Do violent media create violent teens?

ArtPrize by Wayne Silver There can be little doubt that adolescents spend a considerable amount of time in front of screens - and there seems to be a significant amount of violence in the TV shows, movies, and video games that they consume. Although the research isn't consistent about the link between violent media and violent behaviour, the teen years are a time in which the brain undergoes developmental changes; it's not unreasonable to assume that repeated exposure to violence on television and in games might have an impact on youth development. A recent study in Social Cognitive and Affective Neuroscience (SCAN) attempted to identify brain changes associated viewing violence on TV.

The researchers recruited 22 male adolescents between the ages of 14 and 17 and had them watch scenes from movies involving fist fights, street brawls, and stadium violence. They found that watching even moderately aggressive material desensitized the youth; their emotional reactions decreased with repeated viewing. In addition, the activation of a brain area thought to be involved in aggression and the ability to recognize inappropriate behaviour also declined while watching. Adolescents who were more frequently exposed to violent media in their daily lives were the most desensitized in the study. The researchers expressed concern that, as teens become less sensitive to violence in movies, they will seek increasingly aggressive media. Their conclusion:

... exposure to violent media results in a blunting of emotional responses, which in turn may prevent the connection of consequences of aggression with an appropriate emotional response, and therefore may increase the likelihood that aggression is seen as acceptable behaviour.

The headlines almost write themselves; an article on ScienceDaily last week was titled, "Watching Violent TV or Video Games Desensitizes Teenagers and May Promote More Aggressive Behavior, New Study Finds". However, the small sample size and the fact that only males were included in the study limits the conclusions that can be reached. There was no follow-up to determine if the adolescents in the experiment actually engaged in aggressive acts, and we don't know from the study how long the effects will last. The researchers cited previous studies indicating that approximately 70% of 14 year-olds had seen at least 1 extremely violent movie; not all of these youth become aggressive and not all studies have found a strong link between violent media and behaviour (see, for example, Ferguson and colleagues in Criminal Justice and Behavior, 2008). Why might some youth behave aggressively after exposure to violent media but not others?
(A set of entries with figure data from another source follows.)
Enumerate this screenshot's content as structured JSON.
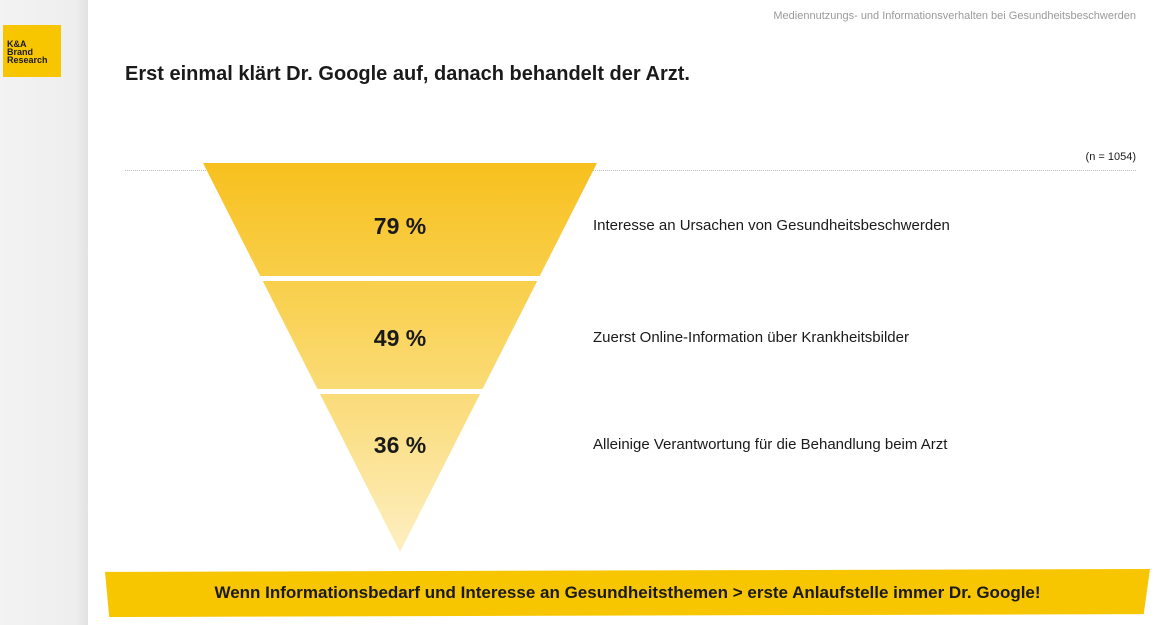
{
  "logo": {
    "lines": [
      "K&A",
      "Brand",
      "Research"
    ]
  },
  "header": {
    "subject": "Mediennutzungs- und Informationsverhalten bei Gesundheitsbeschwerden",
    "headline": "Erst einmal klärt Dr. Google auf, danach behandelt der Arzt."
  },
  "sample_note": "(n = 1054)",
  "chart_data": {
    "type": "funnel",
    "title": "",
    "stages": [
      {
        "value": 79,
        "value_label": "79 %",
        "label": "Interesse an Ursachen von Gesundheitsbeschwerden"
      },
      {
        "value": 49,
        "value_label": "49 %",
        "label": "Zuerst Online-Information über Krankheitsbilder"
      },
      {
        "value": 36,
        "value_label": "36 %",
        "label": "Alleinige Verantwortung für die Behandlung beim Arzt"
      }
    ],
    "colors": [
      "#f7c01e",
      "#f9d151",
      "#fbe08a",
      "#fdefc2"
    ]
  },
  "banner": {
    "text": "Wenn Informationsbedarf und Interesse an Gesundheitsthemen > erste Anlaufstelle immer Dr. Google!"
  }
}
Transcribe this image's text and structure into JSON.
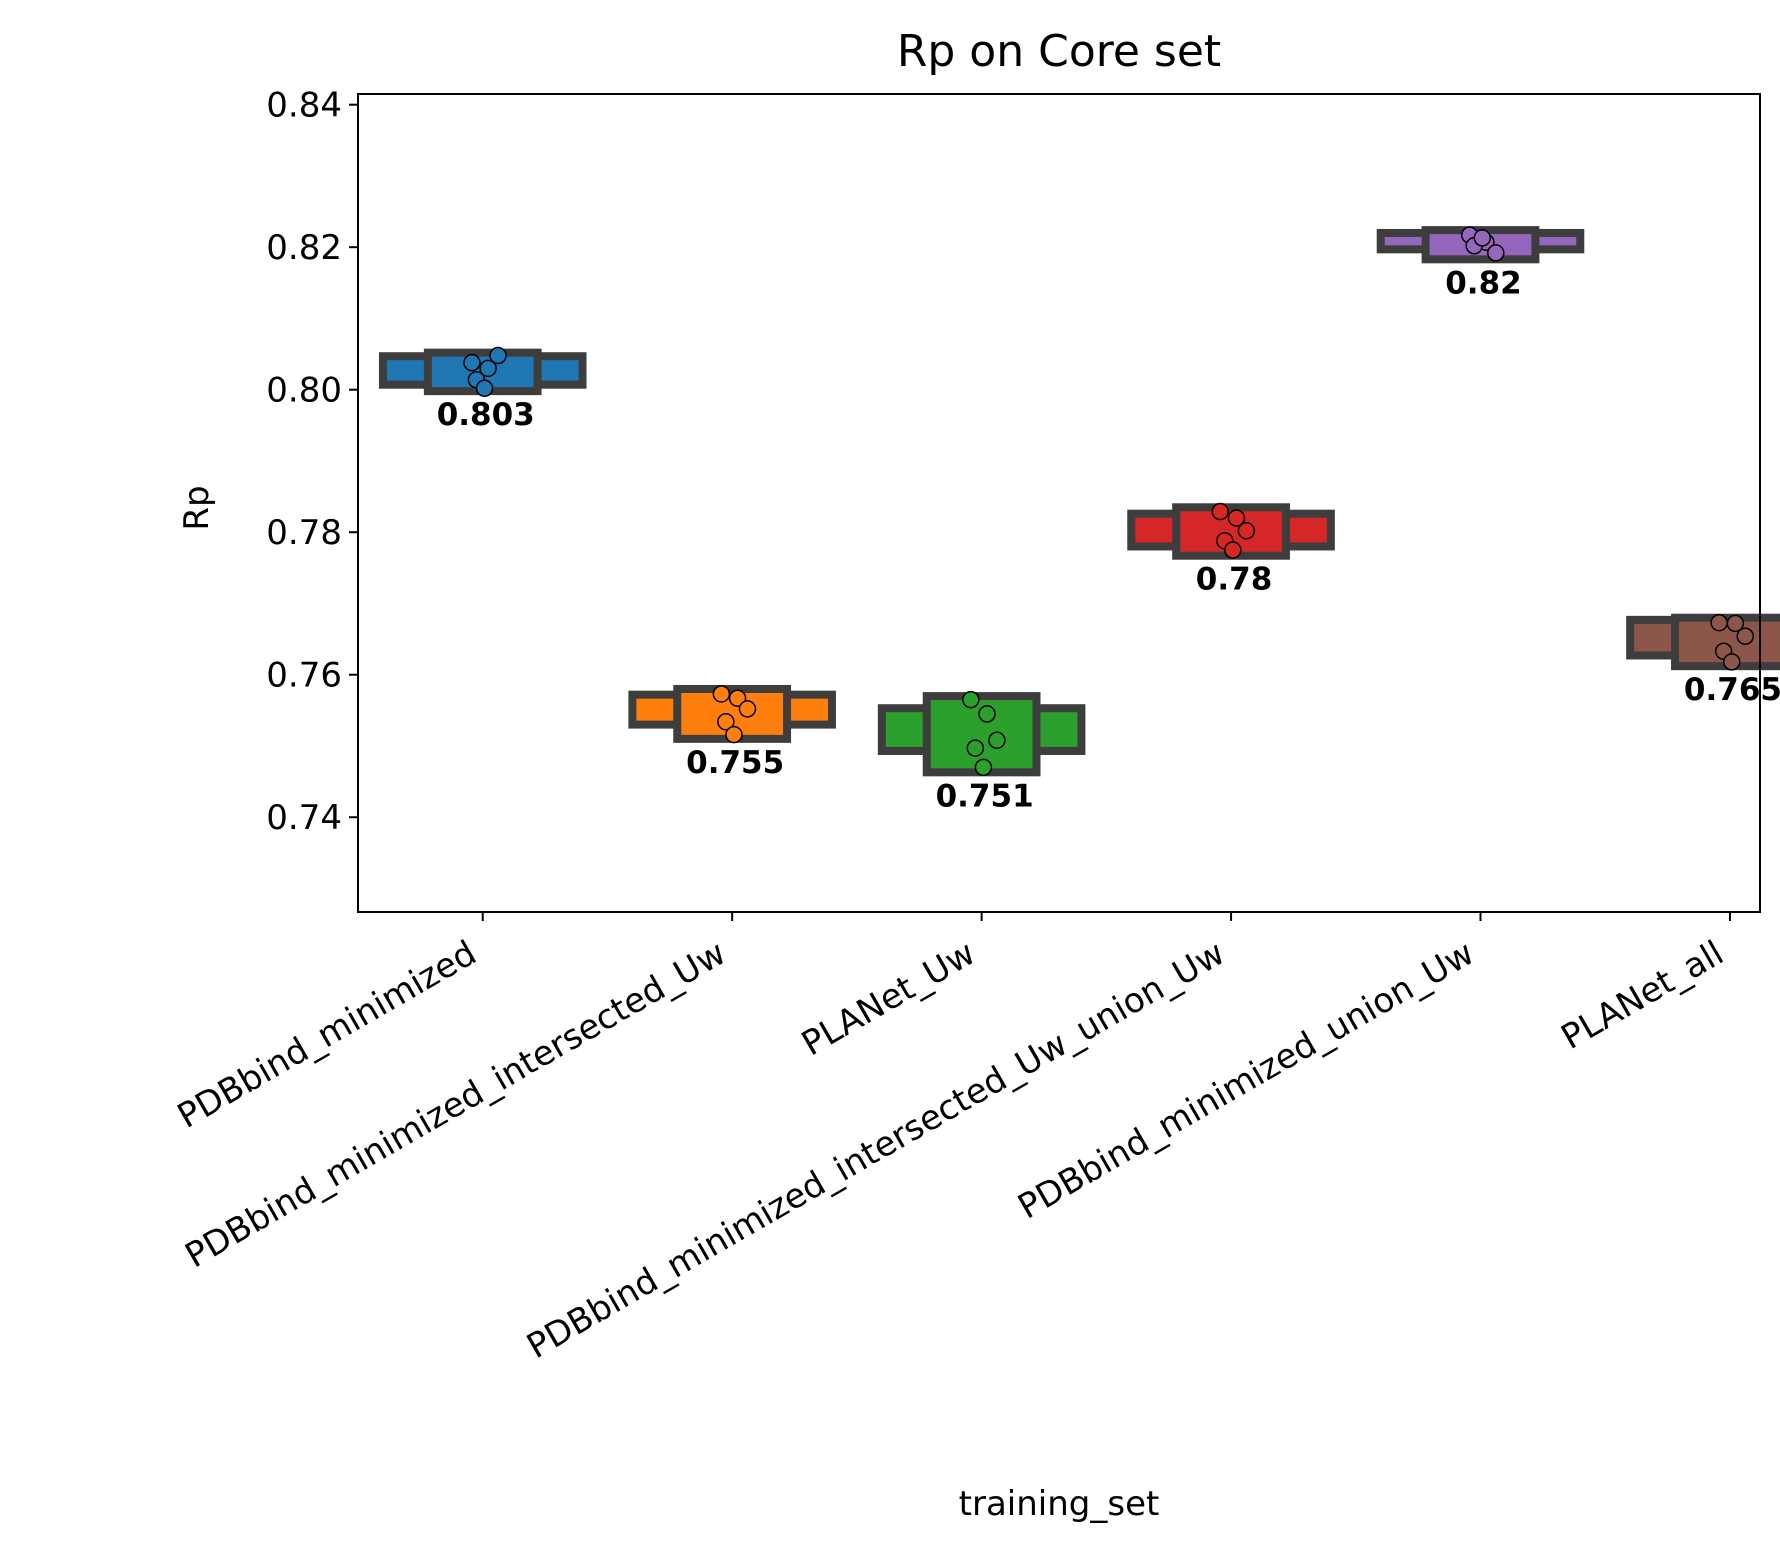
{
  "chart_data": {
    "type": "box",
    "title": "Rp on Core set",
    "xlabel": "training_set",
    "ylabel": "Rp",
    "ylim": [
      0.7267,
      0.8415
    ],
    "yticks": [
      0.74,
      0.76,
      0.78,
      0.8,
      0.82,
      0.84
    ],
    "ytick_labels": [
      "0.74",
      "0.76",
      "0.78",
      "0.80",
      "0.82",
      "0.84"
    ],
    "grid": false,
    "categories": [
      "PDBbind_minimized",
      "PDBbind_minimized_intersected_Uw",
      "PLANet_Uw",
      "PDBbind_minimized_intersected_Uw_union_Uw",
      "PDBbind_minimized_union_Uw",
      "PLANet_all"
    ],
    "series": [
      {
        "category": "PDBbind_minimized",
        "color": "#1f77b4",
        "boxes": [
          {
            "lo": 0.8007,
            "hi": 0.8047,
            "median": 0.8021,
            "w": 1.0
          },
          {
            "lo": 0.7998,
            "hi": 0.8052,
            "w": 0.55
          }
        ],
        "points": [
          0.8038,
          0.803,
          0.8048,
          0.8014,
          0.8002
        ],
        "median_label": "0.803"
      },
      {
        "category": "PDBbind_minimized_intersected_Uw",
        "color": "#ff7f0e",
        "boxes": [
          {
            "lo": 0.753,
            "hi": 0.7572,
            "median": 0.7546,
            "w": 1.0
          },
          {
            "lo": 0.751,
            "hi": 0.758,
            "w": 0.55
          }
        ],
        "points": [
          0.7573,
          0.7567,
          0.7552,
          0.7534,
          0.7516
        ],
        "median_label": "0.755"
      },
      {
        "category": "PLANet_Uw",
        "color": "#2ca02c",
        "boxes": [
          {
            "lo": 0.7493,
            "hi": 0.7553,
            "median": 0.7515,
            "w": 1.0
          },
          {
            "lo": 0.7463,
            "hi": 0.757,
            "w": 0.55
          }
        ],
        "points": [
          0.7565,
          0.7545,
          0.7508,
          0.7497,
          0.747
        ],
        "median_label": "0.751"
      },
      {
        "category": "PDBbind_minimized_intersected_Uw_union_Uw",
        "color": "#d62728",
        "boxes": [
          {
            "lo": 0.778,
            "hi": 0.7826,
            "median": 0.7811,
            "w": 1.0
          },
          {
            "lo": 0.7767,
            "hi": 0.7835,
            "w": 0.55
          }
        ],
        "points": [
          0.7829,
          0.782,
          0.7802,
          0.7788,
          0.7775
        ],
        "median_label": "0.78"
      },
      {
        "category": "PDBbind_minimized_union_Uw",
        "color": "#9467bd",
        "boxes": [
          {
            "lo": 0.8197,
            "hi": 0.822,
            "median": 0.8208,
            "w": 1.0
          },
          {
            "lo": 0.8183,
            "hi": 0.8224,
            "w": 0.55
          }
        ],
        "points": [
          0.8217,
          0.8207,
          0.8192,
          0.8202,
          0.8213
        ],
        "median_label": "0.82"
      },
      {
        "category": "PLANet_all",
        "color": "#8c564b",
        "boxes": [
          {
            "lo": 0.7627,
            "hi": 0.7677,
            "median": 0.7661,
            "w": 1.0
          },
          {
            "lo": 0.7612,
            "hi": 0.768,
            "median": 0.7643,
            "w": 0.55
          }
        ],
        "points": [
          0.7673,
          0.7672,
          0.7654,
          0.7633,
          0.7618
        ],
        "median_label": "0.765"
      }
    ]
  }
}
A recent article in Review of General Psychology suggests that the teens' personality plays a major role in determining whether screen aggression will lead to aggression in the real world. They assert that, taken together, previous research on exposure to violent media (in this case, video games), have a much greater impact on those who are more emotionally reactive than their peers, but less agreeable, careful, and disciplined. This conclusion seems more plausible to me than the notion that violent media invariably lead to an increase in violent behaviour.

Training programs for professionals who assess the risk of youth violence often consider the exposure to violent movies and games. However, the training I received recommended that media violence be put in context, arguing that isolated youth with few attachments to others who also consumed violent media were at greater risk. Kevin Cameron was the team leader for the Taber Crisis Response Team and subsequently one of the members of the Alberta Government Taber Response Project. He used the term "empty vessels," referring to teens with few connections to healthy adults and a lack of identity and purpose. He believes these "empty vessels" are at risk of identifying with perpetrators of violence in television and video games, and might therefore be more likely to engage in violent behaviour.

The bottom line? The media-violence link isn't as simple as a headline would have you believe. Parents should be aware of the television, movies, and video games that their kids consume. Talking to kids about the things that they see on the screen is also important. One of the best sites I've seen to help parents along these lines is Common Sense Media; it provides detailed information about movies, games and books, along with topics that can be discussed with kids who've seen them. It makes sense to me to make an effort to limit exposure to media violence, but parents should not necessarily panic if their child watches an inappropriate movie at a friend's house.

Reference: Oxford University Press (2010, October 19). Watching violent TV or video games desensitizes teenagers and may promote more aggressive behavior, new study finds. ScienceDaily. Retrieved October 28, 2010, from

Note: Posts on Family Anatomy are for education only, and are not intended to replace professional or medical advice. If you need to talk to someone about family or mental health issues, you can get a referral from your family doctor.